Let’s take a look at the implementation of the Cart microservice. The Cart microservice has two REST APIs, one for adding items to the cart and the other for final settlement. When items are added to the cart, it will receive a subtotal subtotal order for each item by making a gRPC call to the Order microservice and storing it in memory. The call to the Checkout microservice will send all interim orders stored in memory to the Checkout microservice as a gRPC stream and return the total amount for payment. Ballerina uses the built-in Stream type and abstractions Client Object to implement gRPC client streaming. Figure 2 shows how the Ballerina client streaming works.

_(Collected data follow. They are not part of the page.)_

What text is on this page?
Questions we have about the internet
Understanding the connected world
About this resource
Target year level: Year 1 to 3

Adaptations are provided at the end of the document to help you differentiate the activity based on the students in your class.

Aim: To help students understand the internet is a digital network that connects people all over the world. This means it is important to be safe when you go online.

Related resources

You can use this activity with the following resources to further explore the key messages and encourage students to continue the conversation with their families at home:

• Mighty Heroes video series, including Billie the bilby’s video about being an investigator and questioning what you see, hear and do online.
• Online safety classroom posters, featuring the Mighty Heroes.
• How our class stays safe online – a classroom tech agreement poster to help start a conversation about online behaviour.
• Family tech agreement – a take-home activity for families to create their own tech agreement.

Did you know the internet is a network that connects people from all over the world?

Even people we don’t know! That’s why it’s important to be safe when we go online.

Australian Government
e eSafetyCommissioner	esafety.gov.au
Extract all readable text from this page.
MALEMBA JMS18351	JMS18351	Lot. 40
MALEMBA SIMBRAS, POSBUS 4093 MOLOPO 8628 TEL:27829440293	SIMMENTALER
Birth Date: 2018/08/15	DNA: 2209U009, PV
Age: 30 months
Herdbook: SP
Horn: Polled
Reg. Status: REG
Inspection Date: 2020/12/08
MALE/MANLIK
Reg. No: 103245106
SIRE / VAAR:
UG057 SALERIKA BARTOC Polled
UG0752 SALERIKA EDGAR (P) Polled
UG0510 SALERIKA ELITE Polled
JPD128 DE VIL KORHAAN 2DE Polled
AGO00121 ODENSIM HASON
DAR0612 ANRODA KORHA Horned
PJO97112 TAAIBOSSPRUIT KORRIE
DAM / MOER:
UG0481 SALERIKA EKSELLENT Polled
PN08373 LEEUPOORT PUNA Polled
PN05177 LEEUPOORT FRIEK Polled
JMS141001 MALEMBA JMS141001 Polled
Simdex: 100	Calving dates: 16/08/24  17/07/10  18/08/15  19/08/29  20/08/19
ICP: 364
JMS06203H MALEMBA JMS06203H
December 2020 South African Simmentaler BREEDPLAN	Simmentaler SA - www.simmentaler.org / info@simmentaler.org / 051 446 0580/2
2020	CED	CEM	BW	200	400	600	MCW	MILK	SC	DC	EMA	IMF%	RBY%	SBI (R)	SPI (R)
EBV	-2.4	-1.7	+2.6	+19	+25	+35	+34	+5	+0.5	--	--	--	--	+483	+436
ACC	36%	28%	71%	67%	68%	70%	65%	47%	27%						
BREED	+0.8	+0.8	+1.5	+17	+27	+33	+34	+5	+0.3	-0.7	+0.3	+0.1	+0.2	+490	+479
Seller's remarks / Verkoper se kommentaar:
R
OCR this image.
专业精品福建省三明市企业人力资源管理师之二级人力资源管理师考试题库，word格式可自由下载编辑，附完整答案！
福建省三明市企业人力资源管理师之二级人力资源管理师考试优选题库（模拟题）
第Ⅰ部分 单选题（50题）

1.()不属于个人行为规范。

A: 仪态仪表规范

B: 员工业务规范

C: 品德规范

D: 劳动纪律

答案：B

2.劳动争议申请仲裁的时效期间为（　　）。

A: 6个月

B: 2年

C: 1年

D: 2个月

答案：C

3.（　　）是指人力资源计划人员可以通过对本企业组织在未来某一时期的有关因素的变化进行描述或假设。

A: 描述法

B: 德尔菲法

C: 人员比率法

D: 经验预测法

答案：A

Figure 2. Streaming gRPC Ballerina client
Figure 2. Streaming gRPC Ballerina client

The complete implementation of streaming client CheckoutService can be found at resource function checkout microservice Cart. Finally, during the checkout process, you need to make a gRPC call to the Stock microservice, which is implemented in Golang, and update the inventory in the store by subtracting the items sold.

syntax="proto3";
package retail_shop;
option go_package = "../stock;gen";
import "google/api/annotations.proto";
 
service StockService {
   rpc UpdateStock(UpdateStockRequest) returns (Stock) {
       option (google.api.http) = {
           // Route to this method from POST requests to /api/v1/stock
           put: "/api/v1/stock"
           body: "*"
       };
   }
}
message UpdateStockRequest {
   string itemNumber = 1;
   int32 quantity = 2;
}
message Stock {
   string itemNumber = 1;
   int32 quantity = 2;

Listing 6. The contract for the Stock microservice (stock.proto)

In this scenario, the same UpdateStock service will be called by using a REST API call to the external API, and using a gRPC call as an interservice communication. grpc-gateway Is a protoc protocol plugin that reads the gRPC service definition and generates a reverse proxy that translates the RESTful JSON API to gRPC.

Figure 3: grpc-gateway
Figure 3: grpc-gateway

grpc-gateway helps you provide your APIs simultaneously in gRPC and REST style.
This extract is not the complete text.